Enfin venait l'hiver tout de frise vêtu,
et qui claquait des dents, tant le froid le glaçait.
Sur sa barbe chenue, son souffle se gelait ;
des gouttes ternes coulaient de son nez empourpré
qui comme un alambic les distillait.
Sa main droite tenait un bâton ferré,
pour soutenir ses pas chancelants,
car étant affaibli par le froid et par l'âge
à peine pouvait-il mouvoir ses membres tout branlants.
The Procession of the Seasons
"O forth issued the seasons of the year.
First, lusty Spring , all dight in leaves of flowers
That freshly budded and new blooms did bear,
In which a thousand birds had built their bowers
That sweetly sung to call forth paramours,
And in his hand a javelin did he bear,
And on his head, as fit for warlike stours,
A gilt-engraven morion he did wear,
That, as some did him love, others did him fear.

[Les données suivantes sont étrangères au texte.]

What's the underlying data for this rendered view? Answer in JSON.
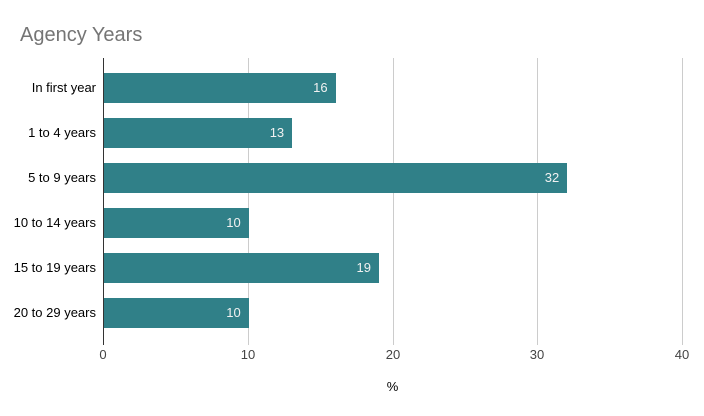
{
  "chart_data": {
    "type": "bar",
    "orientation": "horizontal",
    "title": "Agency Years",
    "categories": [
      "In first year",
      "1 to 4 years",
      "5 to 9 years",
      "10 to 14 years",
      "15 to 19 years",
      "20 to 29 years"
    ],
    "values": [
      16,
      13,
      32,
      10,
      19,
      10
    ],
    "value_labels": [
      "16",
      "13",
      "32",
      "10",
      "19",
      "10"
    ],
    "xlabel": "%",
    "xlim": [
      0,
      40
    ],
    "xticks": [
      0,
      10,
      20,
      30,
      40
    ],
    "xtick_labels": [
      "0",
      "10",
      "20",
      "30",
      "40"
    ],
    "grid": true,
    "legend": "none",
    "colors": {
      "bar": "#308088",
      "title_text": "#757575",
      "gridline": "#cccccc",
      "axis_line": "#333333",
      "tick_text": "#444444",
      "category_text": "#000000",
      "value_text": "#f1f1f1",
      "background": "#ffffff"
    }
  }
}
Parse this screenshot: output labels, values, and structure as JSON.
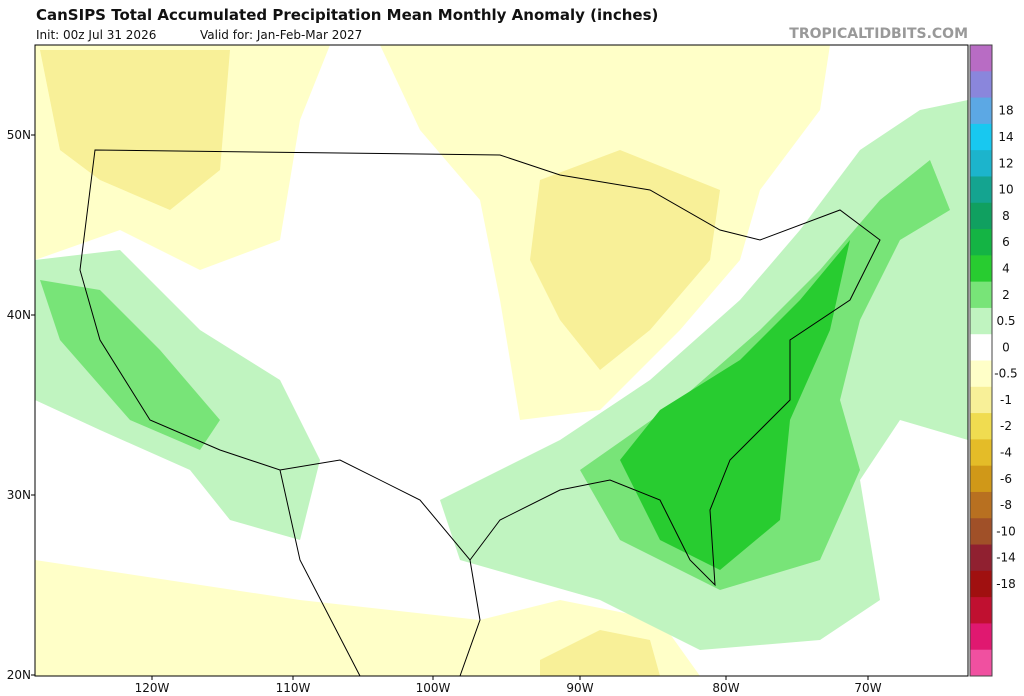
{
  "header": {
    "title": "CanSIPS Total Accumulated Precipitation Mean Monthly Anomaly (inches)",
    "init": "Init: 00z Jul 31 2026",
    "valid": "Valid for: Jan-Feb-Mar 2027",
    "watermark": "TROPICALTIDBITS.COM"
  },
  "map": {
    "lat_labels": [
      "50N",
      "40N",
      "30N",
      "20N"
    ],
    "lon_labels": [
      "120W",
      "110W",
      "100W",
      "90W",
      "80W",
      "70W"
    ]
  },
  "colorbar": {
    "labels": [
      18,
      14,
      12,
      10,
      8,
      6,
      4,
      2,
      0.5,
      0,
      -0.5,
      -1,
      -2,
      -4,
      -6,
      -8,
      -10,
      -14,
      -18
    ],
    "colors": [
      "#b86cc4",
      "#8a86dc",
      "#5ca8e4",
      "#18c8f0",
      "#1cb4cc",
      "#14a490",
      "#10a060",
      "#14b444",
      "#28cc30",
      "#78e478",
      "#c0f4c0",
      "#ffffff",
      "#ffffc8",
      "#f8f098",
      "#f0dc50",
      "#e4bc28",
      "#d09818",
      "#b87020",
      "#a05028",
      "#902030",
      "#a01010",
      "#c01030",
      "#e01870",
      "#f050a0"
    ]
  }
}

Then came the jolly Summer, being dight
In a thin silken cassock coloured green
That was unlinéd all, to be more light,
And on his head a garland well beseen
He wore, from which as he had chaféd been
The sweat did drop; and in his hand he bore
A bow and shafts, as he in forest green
Had hunted late the leopard or the boar
And now would bathe his limbs, with labour heated sore.
Then came Autumn all in yellow clad
As though he joyéd in his plenteous store,
Laden with fruits that made him laugh, full glad
That he had banished hunger, which to-fore
Had by the belly oft him pinchéd sore;
Upon his head a wreath, that was enrolled
With ears of corn of every sort, he bore,
And in his hand a sickle he did hold
To reap the ripened fruits the which the earth had yold.
Lastly came Winter clothéd all in the frieze,
Chattering his teeth for cold that did him chill,
Whilst on his hoary beard his breath did freeze;
And the dull drops that from his purpled bill,
As from a limbeck, did adown distil.
In his right hand a tippéd staff he held
With which his feeble steps he stayéd still,
For he was faint with cold and weak with eld
That scarce his looséd limbs he was able to wield."